18h09 : On fait le point en cet fin d'après-midi sur l'actualité :

• Des dizaines de milliers de personnes, militants syndicaux ou "gilets jaunes", ont manifesté dans toute la France, dans une ambiance tendue à Paris, où des heurts entre black blocs et forces de l'ordre émaillaient le défilé. La mobilisation syndicale parisienne a réuni 40 000 manifestants, selon un comptage réalisé par le cabinet Occurrence.

• Au moins 220 personnes sont en garde à vue à 17h30 à Paris, a appris franceinfo auprès du parquet de Paris. En début d'après-midi, la préfecture de police signalait 200 interpellations et plus de 12 000 contrôles.

Julian Assange, le fondateur de WikiLeaks, a été condamné à 50 semaines de prison pour violation de ses conditions de liberté provisoire par le tribunal londonien de Southwark.

• L'ancien gardien du Real Madrid et de l'équipe d'Espagne Iker Casillas, a été hospitalisé d'urgence après un infarctus survenu à l'entraînement mais son état est "stable", a annoncé son club, le FC Porto.

17h59 : Selon la préfecture de police, 288 interpellations et 15 306 contrôles "préventifs" ont été effectués à 17 heures.

17h55 : "Vers 13h45 il y a eu des échauffourées devant le carré de tête. Les forces de l'ordre sont intervenues et ont visé une camionnette de la CGT qui ouvre le cortège", réaffirme Philippe Martinez sur franceinfo. "Il y a eu des coups portés sur des camarades de la CGT très bien identifiés." Des faits que la préfecture de police réfute.


17h46 : Un capitaine de police d'une compagnie de CRS de Toulouse a été blessé après avoir reçu un pavé dans le visage près de l'hôpital de la Pitié-Salpêtrière à Paris, a appris franceinfo de source proche du dossier. La préfecture de police indique qu'il est à l'hôpital en "urgence relative".

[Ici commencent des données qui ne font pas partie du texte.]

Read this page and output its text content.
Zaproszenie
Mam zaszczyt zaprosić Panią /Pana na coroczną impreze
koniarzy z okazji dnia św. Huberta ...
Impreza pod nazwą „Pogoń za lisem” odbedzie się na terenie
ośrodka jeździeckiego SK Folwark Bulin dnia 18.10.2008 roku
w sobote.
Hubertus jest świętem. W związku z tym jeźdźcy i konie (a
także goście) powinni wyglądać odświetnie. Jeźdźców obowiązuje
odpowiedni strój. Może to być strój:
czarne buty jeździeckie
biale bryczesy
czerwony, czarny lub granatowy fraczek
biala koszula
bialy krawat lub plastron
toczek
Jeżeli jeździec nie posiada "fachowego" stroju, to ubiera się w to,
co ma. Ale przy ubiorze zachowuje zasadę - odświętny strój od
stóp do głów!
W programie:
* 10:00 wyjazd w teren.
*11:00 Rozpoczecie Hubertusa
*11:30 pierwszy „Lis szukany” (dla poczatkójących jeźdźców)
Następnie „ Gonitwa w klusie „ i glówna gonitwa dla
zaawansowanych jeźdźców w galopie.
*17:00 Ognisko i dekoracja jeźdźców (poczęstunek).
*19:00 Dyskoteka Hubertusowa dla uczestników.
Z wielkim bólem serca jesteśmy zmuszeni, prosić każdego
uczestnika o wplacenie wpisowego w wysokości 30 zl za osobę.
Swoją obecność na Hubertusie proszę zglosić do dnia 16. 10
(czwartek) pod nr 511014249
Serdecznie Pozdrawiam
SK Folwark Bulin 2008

17h35 : L'intervention de forces de l'ordre est toujours en cours à 17h15 à la Pitié-Salpêtrière, selon l'hôpital joint par franceinfo. Une trentaine de personnes sont entrées dans l'hôpital, selon le reporter de franceinfo présent sur place. Elles ont commencé à dégrader les lieux avant d'être rapidement interpellées.